Olivier Mouton Journaliste

A force de vouloir être le président-militaire, le président-médecin, le président-monarque, le président-cool…, l’image du président français s’est complètement brouillée, estime Raphaël Llorca, auteur d’un livre passionnant sur « La marque Macron ».

Communicant, doctorant en philosophie du langage et expert associé à la Fondation Jean-Jaurès, Raphaël Llorca publie un livre intitulé La marque Macron (éd. de L’Aube), qui décortique le phénomène que constitue le président français sous un angle particulièrement passionnant. Il explique comment il s’est imposée à la tête de la France en chantre du Neutre, avec son approche « ni droite, ni gauche », avant que la réalité du pays ne le rattrape et ne discrédite ses différentes images présidentielles. Raphaël Llorca, que nous avons longuement interrogé, esquisse aussi des scénarios en vue de l’élection présidentielle de 2022.

L’expérience d’Emmanuel Macron a fasciné de nombreux responsables politiques en Belgique, avant d’en décourager tout autant au fil de son mandat.

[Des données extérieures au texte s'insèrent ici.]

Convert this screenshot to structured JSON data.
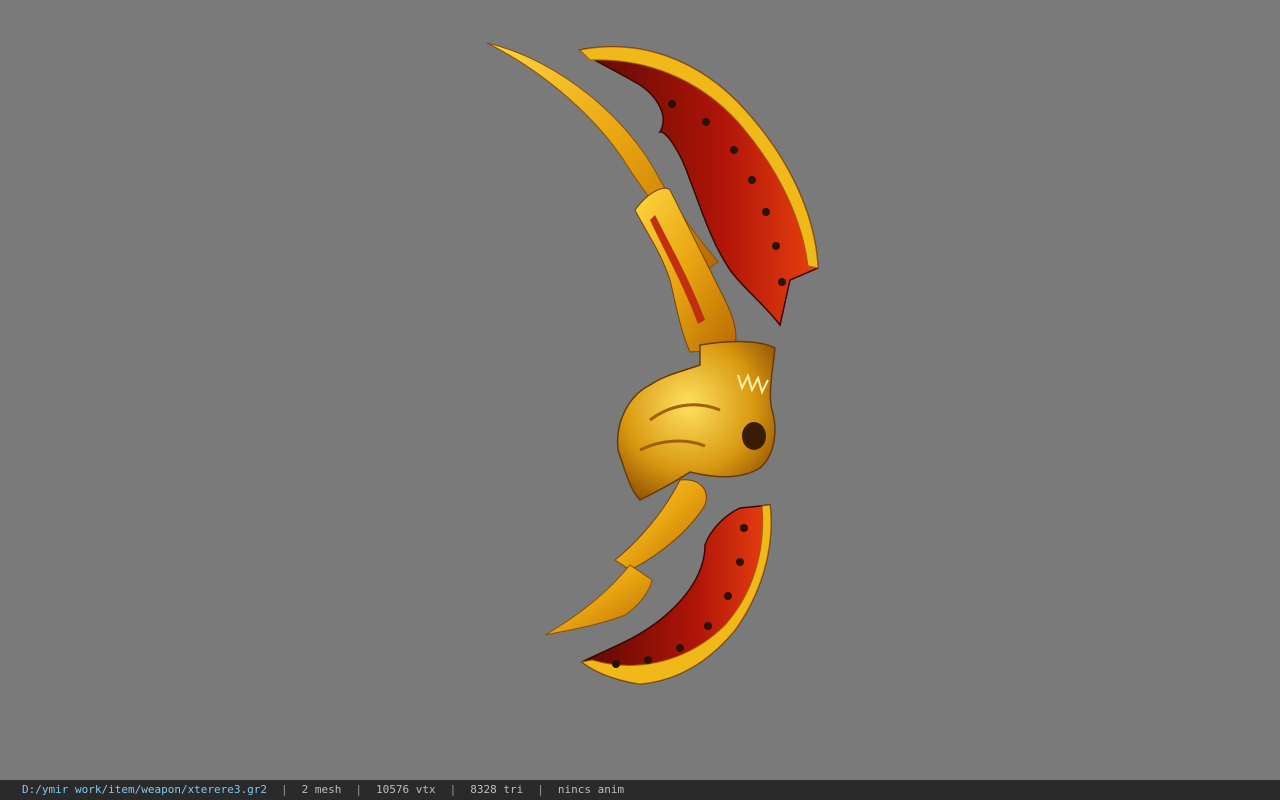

C’est un objet politique intéressant et votre approche, sous le prisme de la « marque », lui est bien adapté… Depuis le début, il joue beaucoup sur les symboles et la volonté de dépasser les clivages habituels pour imposer ce que vous appelez « la force du Neutre ».

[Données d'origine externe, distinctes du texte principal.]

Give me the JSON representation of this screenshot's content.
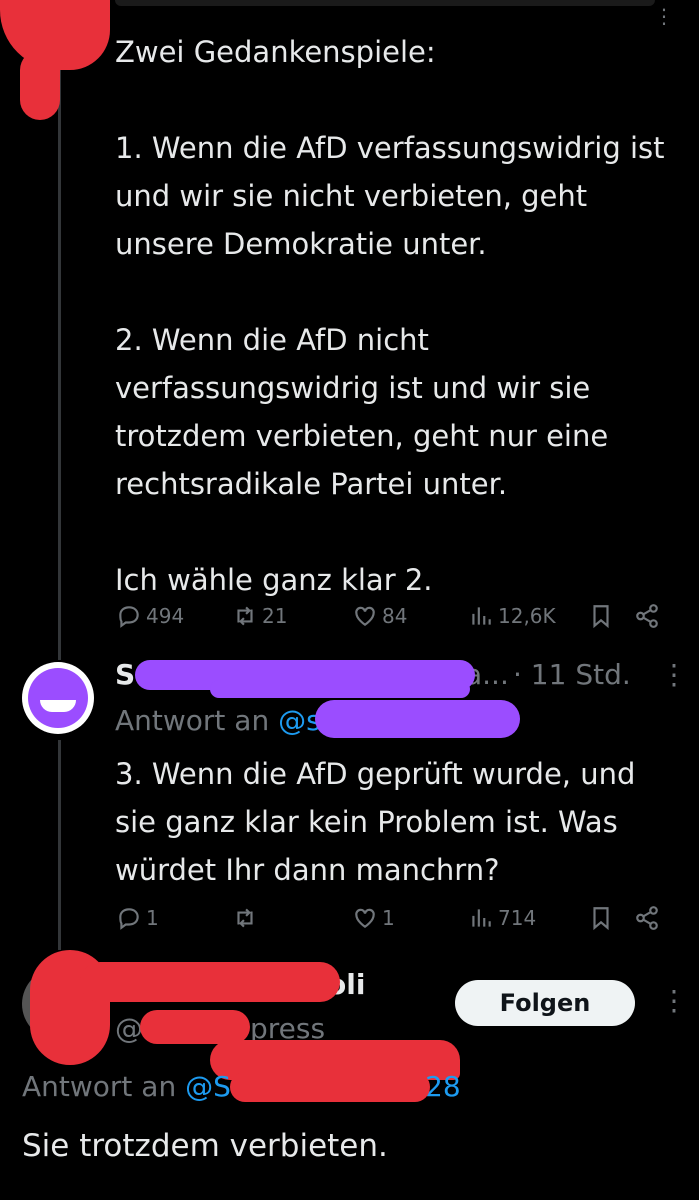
{
  "tweet1": {
    "text": "Zwei Gedankenspiele:\n\n1. Wenn die AfD verfassungswidrig ist und wir sie nicht verbieten, geht unsere Demokratie unter.\n\n2. Wenn die AfD nicht verfassungswidrig ist und wir sie trotzdem verbieten, geht nur eine rechtsradikale Partei unter.\n\nIch wähle ganz klar 2.",
    "replies": "494",
    "reposts": "21",
    "likes": "84",
    "views": "12,6K"
  },
  "tweet2": {
    "handle_prefix": "@S",
    "handle_suffix": "a...",
    "time": "· 11 Std.",
    "reply_to_label": "Antwort an",
    "reply_to_handle": "@s",
    "reply_to_handle_end": "s",
    "text": "3. Wenn die AfD geprüft wurde, und sie ganz klar kein Problem ist. Was würdet Ihr dann manchrn?",
    "replies": "1",
    "reposts": "",
    "likes": "1",
    "views": "714"
  },
  "tweet3": {
    "name_suffix": "oli",
    "handle": "@",
    "handle_suffix": "press",
    "follow_label": "Folgen",
    "reply_to_label": "Antwort an",
    "reply_to_handle": "@S",
    "reply_to_handle_end": "28",
    "text": "Sie trotzdem verbieten."
  },
  "icons": [
    "reply-icon",
    "repost-icon",
    "like-icon",
    "views-icon",
    "bookmark-icon",
    "share-icon",
    "more-icon"
  ],
  "colors": {
    "background": "#000000",
    "text": "#e7e9ea",
    "muted": "#71767b",
    "link": "#1d9bf0",
    "redaction_red": "#e8303a",
    "redaction_purple": "#9b4dff"
  }
}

C’est ce qui m’a fasciné, absolument. Il y a cette phrase du philosophe Gilles Deleuze que je trouve très belle : « Un livre mérite d’exister s’il contribue à réparer un oubli ». Je trouve qu’il y avait précisément un oubli énorme pour analyser Macron, c’est la grille de lecture symbolique, la façon dont il se représente.

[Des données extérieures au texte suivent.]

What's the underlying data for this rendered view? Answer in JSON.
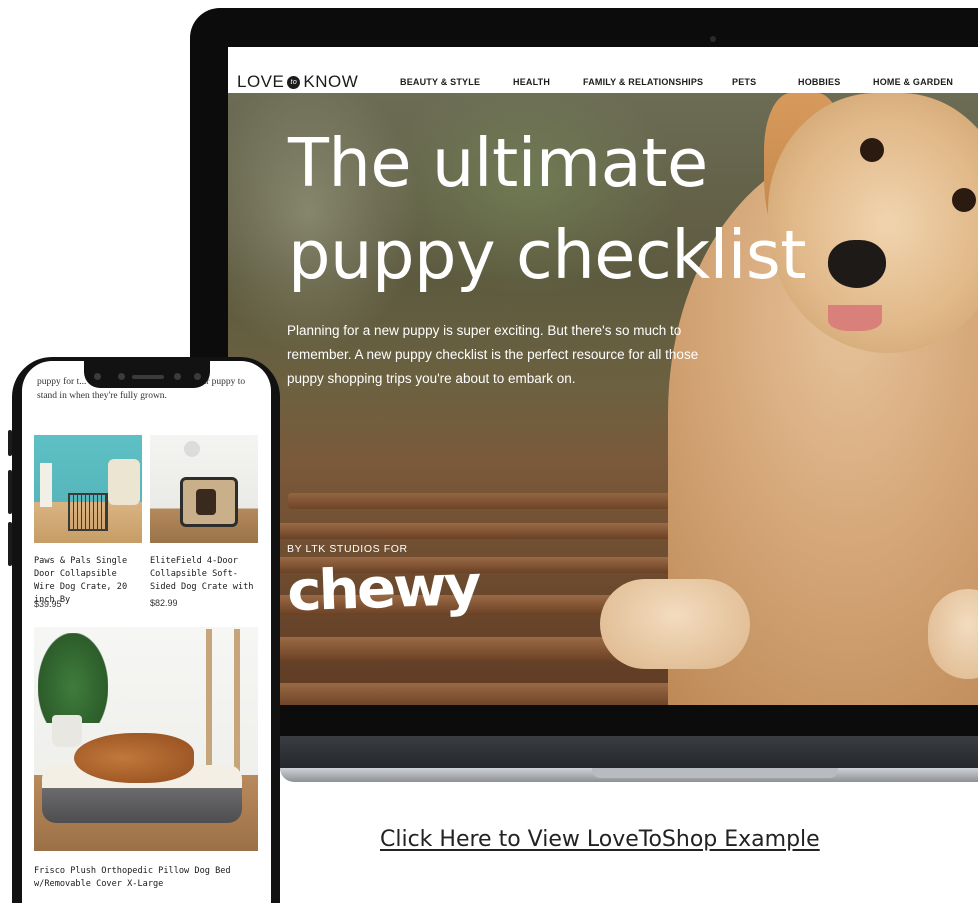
{
  "laptop_page": {
    "logo": {
      "left": "LOVE",
      "badge": "to",
      "right": "KNOW"
    },
    "nav_items": [
      "BEAUTY & STYLE",
      "HEALTH",
      "FAMILY & RELATIONSHIPS",
      "PETS",
      "HOBBIES",
      "HOME & GARDEN"
    ],
    "headline_line1": "The ultimate",
    "headline_line2": "puppy checklist",
    "intro": "Planning for a new puppy is super exciting. But there's so much to remember. A new puppy checklist is the perfect resource for all those puppy shopping trips you're about to embark on.",
    "byline": "BY LTK STUDIOS FOR",
    "brand_logo": "chewy"
  },
  "phone_page": {
    "intro_text": "puppy for t... ...at will be big enough for your puppy to stand in when they're fully grown.",
    "products": [
      {
        "title": "Paws & Pals Single Door Collapsible Wire Dog Crate, 20 inch By",
        "price": "$39.95"
      },
      {
        "title": "EliteField 4-Door Collapsible Soft-Sided Dog Crate with",
        "price": "$82.99"
      },
      {
        "title": "Frisco Plush Orthopedic Pillow Dog Bed w/Removable Cover X-Large",
        "price": ""
      }
    ]
  },
  "cta_link": "Click Here to View LoveToShop Example",
  "colors": {
    "nav_bg": "#ffffff",
    "hero_text": "#ffffff",
    "cta_text": "#222222"
  }
}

Jusqu’ici, il y a eu trois type d’ouvrages : ceux qui se sont intéressés à sa conquête du pouvoir après les élections, ceux qui racontent l’homme et ses réseaux et ceux qui critiquent son projet politique. Or, à mes yeux, il manquait cette pièce essentielle pour raconter Macron. Pour moi, c’est le président du « tout symbole », à ses risques et périls d’ailleurs. J’essaie de décortiquer la manière dont il a agencé tous ces signes, tous ces récits, toutes ces figures, pour essayer de voir ce que cela dit du macronisme.

C’est la quintessence de la marque, que l’on veut imposer vierge, alors qu’elle ne l’est pas ?

Absolument. Il y a une sorte de génie de la marque dans cette capacité à articuler des éléments matériels et immatériels : des valeurs, des récits et de l’esthétique. Une marque, on lui donne un ton, une personnalité, des symboles, mais tout cela est une construction, de la même façon que Macron est une construction. Dans le cas de Mitterrand, par exemple, le dispositif de communication de Jacques Séguéla était là pour révéler le candidat : Mitterrand a d’autant pu incarner La Force tranquille que c’était lui, profondément. Alors que dans le cas de Macron, il n’y avait a priori rien, c’était un vide à combler : il y avait tout à créer, c’est d’ailleurs pour cela que le défi était enthousiasmant pour les stratèges macronistes. Exactement comme pour une marque : pourquoi est-ce qu’Evian incarne plus la jeunesse que Cristaline, alors que c’est une eau…? Par cette dimension symbolique.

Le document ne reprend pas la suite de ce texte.